What is all the more unfortunate is the lack of cooperation and communication that seems to exist amidst the authorities concerned -- the city corporations blamed government agencies for restricting imports of repellents while the government agencies concerned criticized both city corporations for failing to import repellents despite having the registration and license to do so.
This sort of finger-pointing ultimately leads to nowhere, and it is the general public that ultimately pays a hefty price with their health and well-being.
The question, therefore, must be posed: How long will this incompetence continue?
Problems posed by mosquitoes, and mosquito-borne diseases such as dengue and chikungunya, are not new to Bangladesh -- they are an annual affair. Yet, it seems that each and every year, the authorities remain woefully unprepared to tackle the crisis, turning instead to excuses.
This cannot be allowed to go on.
We must hold our authorities to a higher standard, and expect them to be better at dealing with this yearly issue.
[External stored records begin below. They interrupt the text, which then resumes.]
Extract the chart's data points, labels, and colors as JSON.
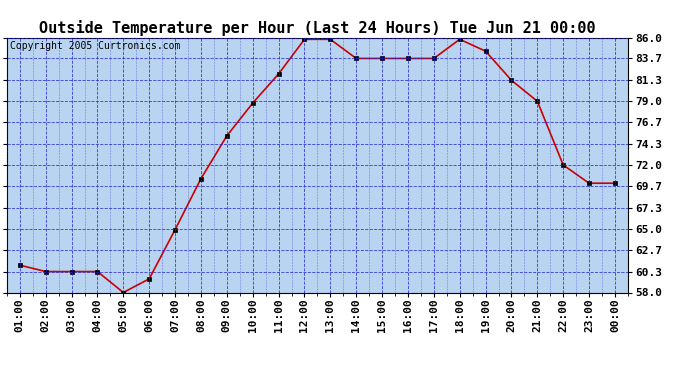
{
  "title": "Outside Temperature per Hour (Last 24 Hours) Tue Jun 21 00:00",
  "copyright": "Copyright 2005 Curtronics.com",
  "hours": [
    "01:00",
    "02:00",
    "03:00",
    "04:00",
    "05:00",
    "06:00",
    "07:00",
    "08:00",
    "09:00",
    "10:00",
    "11:00",
    "12:00",
    "13:00",
    "14:00",
    "15:00",
    "16:00",
    "17:00",
    "18:00",
    "19:00",
    "20:00",
    "21:00",
    "22:00",
    "23:00",
    "00:00"
  ],
  "temps": [
    61.0,
    60.3,
    60.3,
    60.3,
    58.0,
    59.5,
    64.9,
    70.5,
    75.2,
    78.8,
    82.0,
    85.8,
    85.8,
    83.7,
    83.7,
    83.7,
    83.7,
    85.8,
    84.5,
    81.3,
    79.0,
    72.0,
    70.0,
    70.0
  ],
  "ylim": [
    58.0,
    86.0
  ],
  "yticks": [
    58.0,
    60.3,
    62.7,
    65.0,
    67.3,
    69.7,
    72.0,
    74.3,
    76.7,
    79.0,
    81.3,
    83.7,
    86.0
  ],
  "line_color": "#cc0000",
  "marker_color": "#000000",
  "bg_color": "#b8d4f0",
  "grid_color": "#2222cc",
  "title_fontsize": 11,
  "copyright_fontsize": 7,
  "tick_fontsize": 8
}
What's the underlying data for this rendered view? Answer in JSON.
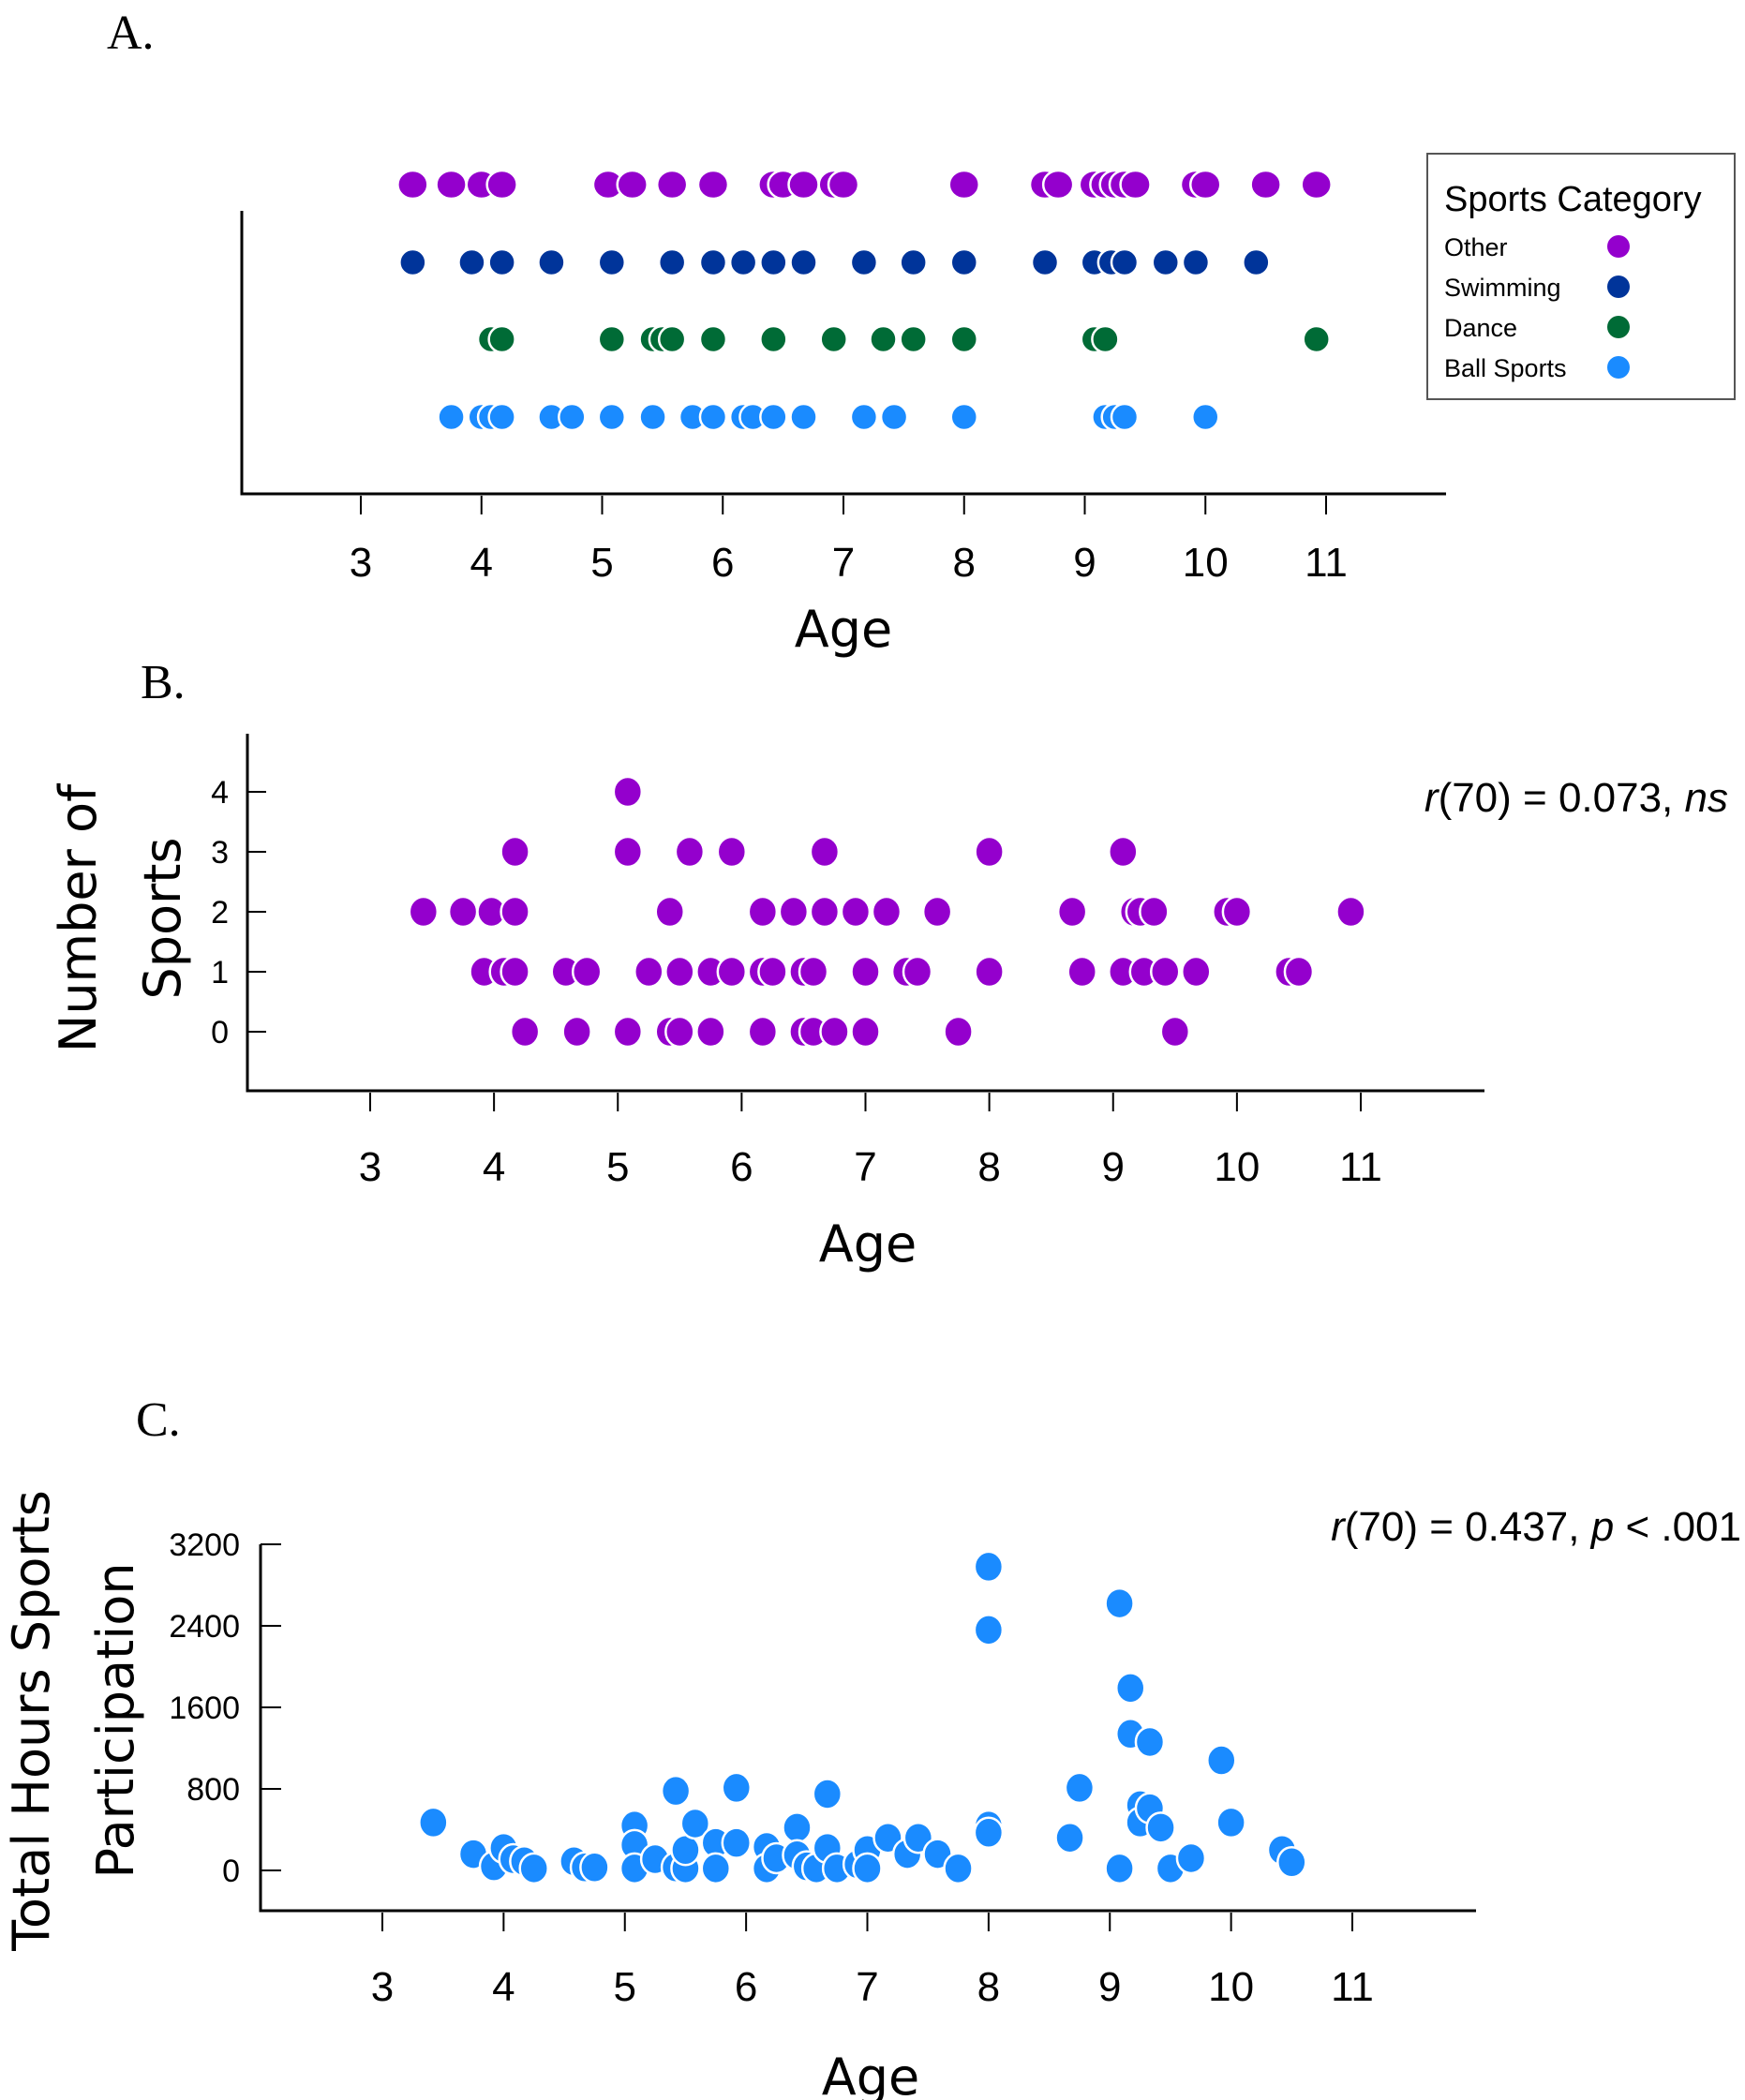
{
  "chart_data": [
    {
      "panel": "A.",
      "type": "scatter",
      "title": "",
      "xlabel": "Age",
      "ylabel": "",
      "xlim": [
        2.0,
        12.0
      ],
      "xticks": [
        "3",
        "4",
        "5",
        "6",
        "7",
        "8",
        "9",
        "10",
        "11"
      ],
      "legend": {
        "title": "Sports Category",
        "placement": "top-right",
        "entries": [
          {
            "name": "Other",
            "color": "#9400CD"
          },
          {
            "name": "Swimming",
            "color": "#00349A"
          },
          {
            "name": "Dance",
            "color": "#006B36"
          },
          {
            "name": "Ball Sports",
            "color": "#1A8BFF"
          }
        ]
      },
      "series": [
        {
          "name": "Other",
          "color": "#9400CD",
          "row": 4,
          "x": [
            3.43,
            3.75,
            4.0,
            4.17,
            5.05,
            5.25,
            5.58,
            5.92,
            6.42,
            6.5,
            6.67,
            6.92,
            7.0,
            8.0,
            8.67,
            8.78,
            9.08,
            9.17,
            9.25,
            9.33,
            9.42,
            9.92,
            10.0,
            10.5,
            10.92
          ]
        },
        {
          "name": "Swimming",
          "color": "#00349A",
          "row": 3,
          "x": [
            3.43,
            3.92,
            4.17,
            4.58,
            5.08,
            5.58,
            5.92,
            6.17,
            6.42,
            6.67,
            7.17,
            7.58,
            8.0,
            8.67,
            9.08,
            9.22,
            9.33,
            9.67,
            9.92,
            10.42
          ]
        },
        {
          "name": "Dance",
          "color": "#006B36",
          "row": 2,
          "x": [
            4.08,
            4.17,
            5.08,
            5.42,
            5.5,
            5.58,
            5.92,
            6.42,
            6.92,
            7.33,
            7.58,
            8.0,
            9.08,
            9.17,
            10.92
          ]
        },
        {
          "name": "Ball Sports",
          "color": "#1A8BFF",
          "row": 1,
          "x": [
            3.75,
            4.0,
            4.08,
            4.17,
            4.58,
            4.75,
            5.08,
            5.42,
            5.75,
            5.92,
            6.17,
            6.25,
            6.42,
            6.67,
            7.17,
            7.42,
            8.0,
            9.17,
            9.25,
            9.33,
            10.0
          ]
        }
      ]
    },
    {
      "panel": "B.",
      "type": "scatter",
      "title": "",
      "xlabel": "Age",
      "ylabel": "Number of Sports",
      "xlim": [
        2.0,
        12.0
      ],
      "ylim": [
        -1.0,
        5.0
      ],
      "xticks": [
        "3",
        "4",
        "5",
        "6",
        "7",
        "8",
        "9",
        "10",
        "11"
      ],
      "yticks": [
        "0",
        "1",
        "2",
        "3",
        "4"
      ],
      "annotation": {
        "r": "r",
        "rest": "(70) = 0.073, ",
        "sig": "ns"
      },
      "color": "#9400CD",
      "points": [
        [
          3.43,
          2
        ],
        [
          3.75,
          2
        ],
        [
          3.98,
          2
        ],
        [
          4.17,
          2
        ],
        [
          3.92,
          1
        ],
        [
          4.08,
          1
        ],
        [
          4.17,
          1
        ],
        [
          4.58,
          1
        ],
        [
          4.75,
          1
        ],
        [
          4.25,
          0
        ],
        [
          4.67,
          0
        ],
        [
          5.08,
          0
        ],
        [
          5.42,
          0
        ],
        [
          5.5,
          0
        ],
        [
          5.75,
          0
        ],
        [
          6.17,
          0
        ],
        [
          6.5,
          0
        ],
        [
          6.58,
          0
        ],
        [
          6.75,
          0
        ],
        [
          7.0,
          0
        ],
        [
          7.75,
          0
        ],
        [
          9.5,
          0
        ],
        [
          4.17,
          3
        ],
        [
          5.08,
          3
        ],
        [
          5.58,
          3
        ],
        [
          5.92,
          3
        ],
        [
          6.67,
          3
        ],
        [
          8.0,
          3
        ],
        [
          9.08,
          3
        ],
        [
          5.08,
          4
        ],
        [
          5.42,
          2
        ],
        [
          6.17,
          2
        ],
        [
          6.42,
          2
        ],
        [
          6.67,
          2
        ],
        [
          6.92,
          2
        ],
        [
          7.17,
          2
        ],
        [
          7.58,
          2
        ],
        [
          8.67,
          2
        ],
        [
          9.17,
          2
        ],
        [
          9.22,
          2
        ],
        [
          9.33,
          2
        ],
        [
          9.92,
          2
        ],
        [
          10.0,
          2
        ],
        [
          10.92,
          2
        ],
        [
          5.25,
          1
        ],
        [
          5.5,
          1
        ],
        [
          5.75,
          1
        ],
        [
          5.92,
          1
        ],
        [
          6.17,
          1
        ],
        [
          6.25,
          1
        ],
        [
          6.5,
          1
        ],
        [
          6.58,
          1
        ],
        [
          7.0,
          1
        ],
        [
          7.33,
          1
        ],
        [
          7.42,
          1
        ],
        [
          8.0,
          1
        ],
        [
          8.75,
          1
        ],
        [
          9.08,
          1
        ],
        [
          9.25,
          1
        ],
        [
          9.42,
          1
        ],
        [
          9.67,
          1
        ],
        [
          10.42,
          1
        ],
        [
          10.5,
          1
        ]
      ]
    },
    {
      "panel": "C.",
      "type": "scatter",
      "title": "",
      "xlabel": "Age",
      "ylabel": "Total Hours Sports Participation",
      "xlim": [
        2.0,
        12.0
      ],
      "ylim": [
        -400,
        3200
      ],
      "xticks": [
        "3",
        "4",
        "5",
        "6",
        "7",
        "8",
        "9",
        "10",
        "11"
      ],
      "yticks": [
        "0",
        "800",
        "1600",
        "2400",
        "3200"
      ],
      "annotation": {
        "r": "r",
        "rest": "(70) = 0.437, ",
        "p": "p",
        "tail": " < .001"
      },
      "color": "#1A8BFF",
      "points": [
        [
          3.42,
          470
        ],
        [
          3.75,
          160
        ],
        [
          3.92,
          40
        ],
        [
          4.0,
          220
        ],
        [
          4.08,
          110
        ],
        [
          4.17,
          90
        ],
        [
          4.25,
          20
        ],
        [
          4.58,
          90
        ],
        [
          4.67,
          30
        ],
        [
          4.75,
          30
        ],
        [
          5.08,
          440
        ],
        [
          5.08,
          250
        ],
        [
          5.08,
          20
        ],
        [
          5.25,
          110
        ],
        [
          5.42,
          780
        ],
        [
          5.42,
          30
        ],
        [
          5.5,
          20
        ],
        [
          5.5,
          200
        ],
        [
          5.58,
          460
        ],
        [
          5.75,
          270
        ],
        [
          5.75,
          20
        ],
        [
          5.92,
          810
        ],
        [
          5.92,
          270
        ],
        [
          6.17,
          230
        ],
        [
          6.17,
          20
        ],
        [
          6.25,
          120
        ],
        [
          6.42,
          420
        ],
        [
          6.42,
          150
        ],
        [
          6.5,
          40
        ],
        [
          6.58,
          20
        ],
        [
          6.67,
          750
        ],
        [
          6.67,
          220
        ],
        [
          6.75,
          20
        ],
        [
          6.92,
          60
        ],
        [
          7.0,
          200
        ],
        [
          7.0,
          20
        ],
        [
          7.17,
          320
        ],
        [
          7.33,
          160
        ],
        [
          7.42,
          320
        ],
        [
          7.58,
          160
        ],
        [
          7.75,
          20
        ],
        [
          8.0,
          2980
        ],
        [
          8.0,
          2360
        ],
        [
          8.0,
          440
        ],
        [
          8.0,
          370
        ],
        [
          8.67,
          320
        ],
        [
          8.75,
          810
        ],
        [
          9.08,
          2620
        ],
        [
          9.08,
          20
        ],
        [
          9.17,
          1790
        ],
        [
          9.17,
          1340
        ],
        [
          9.25,
          640
        ],
        [
          9.25,
          470
        ],
        [
          9.33,
          1260
        ],
        [
          9.33,
          610
        ],
        [
          9.42,
          420
        ],
        [
          9.5,
          20
        ],
        [
          9.67,
          120
        ],
        [
          9.92,
          1080
        ],
        [
          10.0,
          470
        ],
        [
          10.42,
          200
        ],
        [
          10.5,
          80
        ]
      ]
    }
  ]
}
Instead of resting on their laurels and being ad hoc in their approach to dealing with the threat of mosquitoes, the authorities must be pro-active in their planning, making sure that the mosquitoes stop breeding before it becomes a problem too big to handle.
With the immediate threat of the West Nile virus, carried by the Culex mosquito which starts breeding around this time, this is an opportunity for the concerned authorities to learn their lessons and redeem themselves.